Colpo di scena in cassazione: annullata la sentenza di condanna ai contrabbandieri napoletani

Una intera famiglia rischiava di essere tratta in arresto, quella dei Tammaro, se la cassazione avesse confermato la sentenza di condanna emessa dalla Corte di appello di Napoli per il reato di associazione e delinquere finalizzata al contrabbando di sigarette. Secondo la Procura della Repubblica di Napoli, tale gruppo delinquenziale avrebbe operato nella città di Napoli, con base operativa nella zona di Ponticelli e di S. Giovanni a Teduccio, dal 2012 al 2016. All’esito delle indagini a suo tempo svolte, in data 25.03.13 il Giudice delle indagini presso il tribunale di Napoli – dott. M. Foschini – emise ordinanza di custodia cautelare nei confronti di nove persone, di cui sette in carcere e due agli arresti domiciliari. L’impianto accusatorio, fondato il larga prevalenza sul contenuto di intercettazioni telefoniche e servizi di osservazione e pedinamento, appariva solido in quanto aveva retto sia nel primo grado, conclusosi in data 31.03.16, che nel secondo grado di giudizio definitosi il 01.03.17. Ma, sorprendentemente, in cassazione l’accusa ha subito una decisiva battuta di arresto. Infatti, la Suprema Corte, terza sezione penale, nonostante il Procuratore Generale avesse chiesto di rigettare i ricorsi proposti dalla difesa, ha annullato in toto nei confronti di tutti gli imputati la sentenza di condanna, stabilendo che dovrà procedersi ad un nuovo giudizio presso una diversa sezione della Corte di appello di Napoli. Annullata quindi la sentenza di condanna nei confronti di Tammaro Antonio, Tammaro Salvatore nonché nei confronti delle mogli di costoro, La Volla Antonella e Tengo Anna, i cui ricorsi sono stati redatti per tutti e quattro gli imputati dall’avvocato Dario Vannetiello. Parimenti sono stati accolti i ricorsi redatti nell’interesse di Tammaro Giovanni e Rinaldi Rita, difesi dagli avvocati Giovanni Esposito Fariello e Edoardo Cardillo.

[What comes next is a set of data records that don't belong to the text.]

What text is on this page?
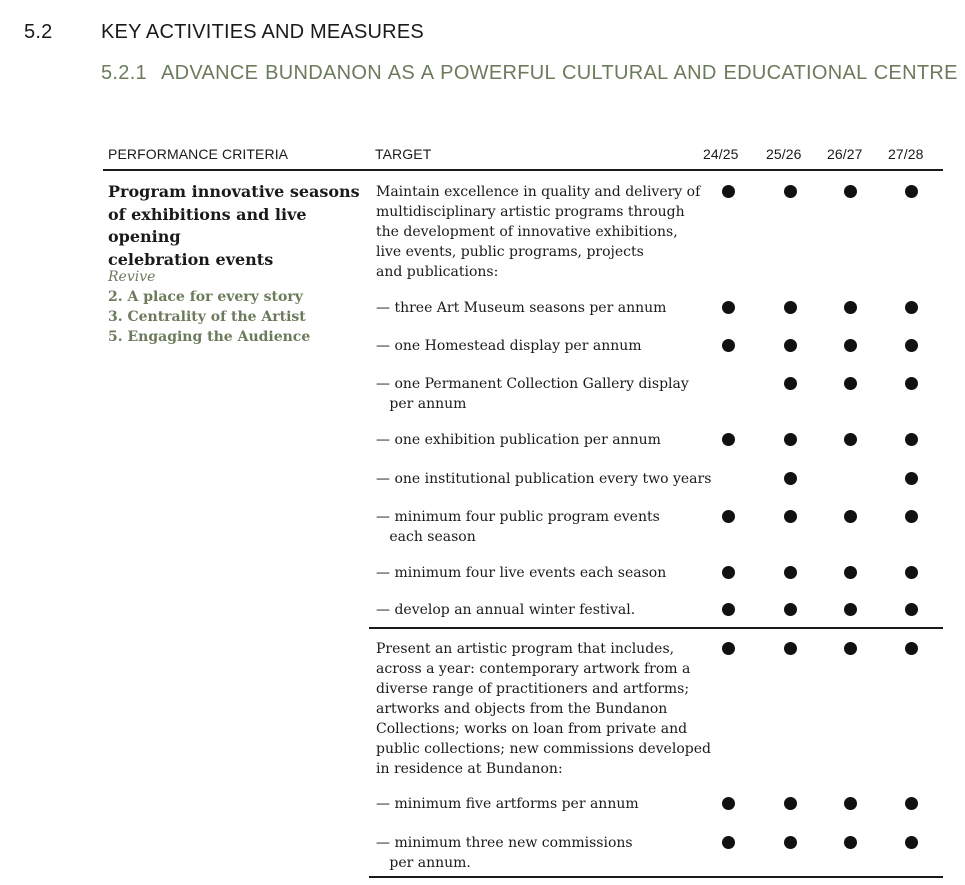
5.2 KEY ACTIVITIES AND MEASURES
5.2.1 ADVANCE BUNDANON AS A POWERFUL CULTURAL AND EDUCATIONAL CENTRE
PERFORMANCE CRITERIA	TARGET	24/25 25/26 26/27 27/28
Program innovative seasons
of exhibitions and live opening
celebration events
Revive
2. A place for every story
3. Centrality of the Artist
5. Engaging the Audience
Maintain excellence in quality and delivery of
multidisciplinary artistic programs through
the development of innovative exhibitions,
live events, public programs, projects
and publications:
— three Art Museum seasons per annum
— one Homestead display per annum
— one Permanent Collection Gallery display
per annum
— one exhibition publication per annum
— one institutional publication every two years
— minimum four public program events
each season
— minimum four live events each season
— develop an annual winter festival.
Present an artistic program that includes,
across a year: contemporary artwork from a
diverse range of practitioners and artforms;
artworks and objects from the Bundanon
Collections; works on loan from private and
public collections; new commissions developed
in residence at Bundanon:
— minimum five artforms per annum
— minimum three new commissions
per annum.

Occorre attendere il deposito della motivazione della sentenza da parte dei giudici di legittimità per conoscere le ragioni che hanno portato al completo annullamento della sentenza di condanna essendo state numerose le questioni di diritto devolute dagli avvocati ai giudici capitolini.

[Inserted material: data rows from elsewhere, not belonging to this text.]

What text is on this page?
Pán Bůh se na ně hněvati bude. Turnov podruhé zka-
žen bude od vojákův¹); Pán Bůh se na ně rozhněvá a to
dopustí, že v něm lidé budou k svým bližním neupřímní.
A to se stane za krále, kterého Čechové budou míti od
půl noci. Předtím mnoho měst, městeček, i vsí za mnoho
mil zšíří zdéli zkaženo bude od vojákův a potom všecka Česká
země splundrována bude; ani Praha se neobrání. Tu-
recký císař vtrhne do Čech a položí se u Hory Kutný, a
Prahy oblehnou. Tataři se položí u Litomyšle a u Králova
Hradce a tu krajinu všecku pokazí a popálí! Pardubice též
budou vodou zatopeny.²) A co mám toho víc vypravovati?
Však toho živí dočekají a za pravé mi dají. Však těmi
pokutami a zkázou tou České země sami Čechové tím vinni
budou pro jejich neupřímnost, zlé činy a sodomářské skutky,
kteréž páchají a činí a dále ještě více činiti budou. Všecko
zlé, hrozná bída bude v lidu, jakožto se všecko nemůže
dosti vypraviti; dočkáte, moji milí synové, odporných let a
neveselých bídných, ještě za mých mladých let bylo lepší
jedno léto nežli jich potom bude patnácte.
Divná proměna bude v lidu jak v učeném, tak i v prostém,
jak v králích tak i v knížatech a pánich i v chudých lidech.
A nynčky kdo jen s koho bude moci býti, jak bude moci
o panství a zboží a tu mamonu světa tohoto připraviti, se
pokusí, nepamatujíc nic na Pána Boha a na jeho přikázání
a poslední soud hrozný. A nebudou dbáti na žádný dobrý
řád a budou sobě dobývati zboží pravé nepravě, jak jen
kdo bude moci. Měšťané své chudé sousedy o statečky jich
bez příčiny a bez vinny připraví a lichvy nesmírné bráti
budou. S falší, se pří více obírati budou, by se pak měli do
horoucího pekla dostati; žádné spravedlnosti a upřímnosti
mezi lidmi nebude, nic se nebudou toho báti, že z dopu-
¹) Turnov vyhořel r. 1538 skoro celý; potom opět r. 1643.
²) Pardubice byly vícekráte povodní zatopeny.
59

Una cosa è certa : tutto e da rifare; soprattutto, tutti i ritenuti contrabbandieri, in larga parte pure gravati da precedenti specifici, reiterati ed infraquinquennali, sono rimasti in libertà.
Nel caso in cui i ricorsi proposti dalla difesa fossero stati respinti si sarebbero aperte immediatamente le porte del carcere in quanto per il reato di associazione a delinquere finalizzata al contrabbando di sigarette – punito nel caso di specie con pene che vanno da anni due ad anni uno e mesi otto di reclusione – non sono previsti i cosiddetti benefici penitenziari, cioè le misure alternative al carcere, essendo tale reato parificato dal legislatore a quelli di camorra.